Drexel Physics alum
Stephen Sclafani, PhD ’23, is the recipient of the
American Physical Society’s Ceclia Payne-Gaposchkin Doctoral Dissertation Award in Astrophysics. This award recognizes doctoral thesis research in astrophysics and encourages effective written and oral presentation of research results.
Sclafani was recognized for performing the first observation of diffuse high-energy neutrinos from our galaxy using the IceCube Neutrino Observatory's cascade data stream in a novel approach to mitigate high backgrounds, and for the effective use of machine learning in realizing this observation.
At Drexel, Sclafani worked under the mentorship of Professor of Physics
Naoko Kurahashi Neilson, PhD, whose research efforts are mainly involved in the
IceCube Neutrino Observatory at the South Pole. In 2018,
Kurahashi Neilson and the IceCube team proved the origin of neutrinos—high-energy particles that can help us understand how galaxies are formed and evolve. Neilson outlined her discovery in two papers published in the premier scientific journal
Science, one of which Sclafani co-authored.
In 2019,
Sclafani traveled to the South Pole as a member of the Drexel IceCube Research group, standing out among dozens of graduate students to earn a spot supporting and maintaining the research station, which detects the nearly imperceptible neutrino particles by using light sensors buried deep within a cubic kilometer of Antarctic ice.
In 2023,
Kurahashi Neilson and Sclafani used neutrinos to produce a new image of the Milky Way Galaxy, making it more accessible to view than ever before. The image is the first to use particles of matter to visualize the galaxy, instead of electromagnetic energy.
The IceCube Neutrino Observatory detects the interactions of the neutrinos beneath the ice, but the challenge is determining where the neutrinos come from. Sclafani developed a machine learning algorithm that compared the relative position, size and energy of more than 60,000 neutrino-generated cascades of light recorded by IceCube over 10 years. After testing and verifying the algorithm, the research team input real IceCube-provided data from neutrinos and produced an image showing bright spots corresponding to locations in the Milky Way.

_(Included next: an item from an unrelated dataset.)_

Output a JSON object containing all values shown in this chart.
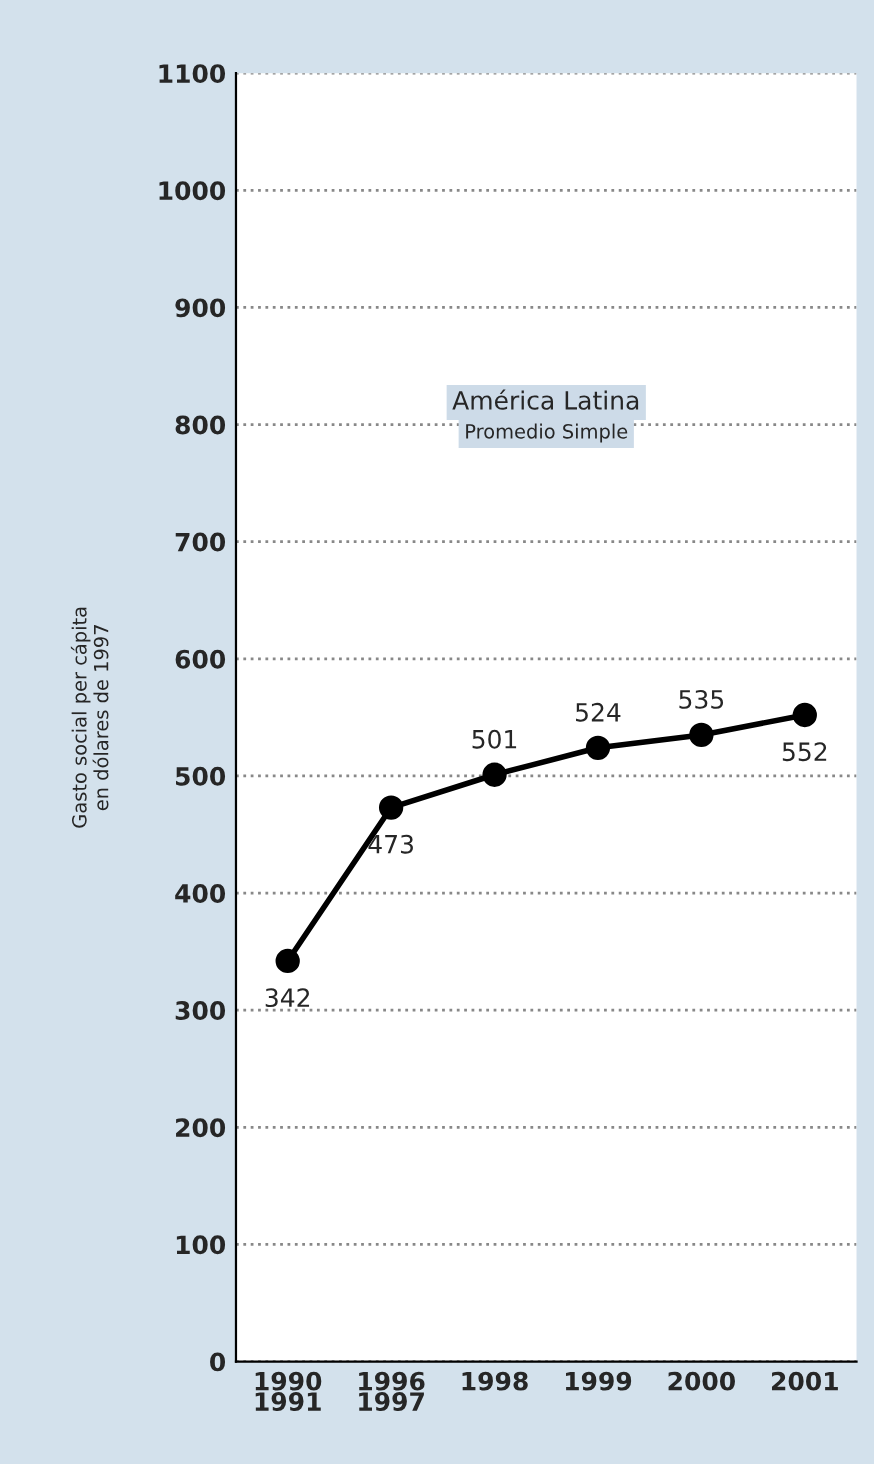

"We're the first ones to see our galaxy in anything other than light," said Kurahashi Neilson, when she and Sclafani first examined the image. This research achievement was covered internationally by media outlets including
The New York Times, BBC and
Scientific American.
Sclafani is now a post-doctoral researcher at University of Maryland, where he continues to use machine learning, AI, statistics and high-throughput computation to solve problems in astro-particle physics and beyond.
Drexel’s Department of Physics offers students earning their doctorate degree the opportunity to study with leading researchers in astrophysics, biophysics, solid-state physics, particle physics and physics education research as well as to participate in international collaborations such as the IceCube Neutrino Observatory.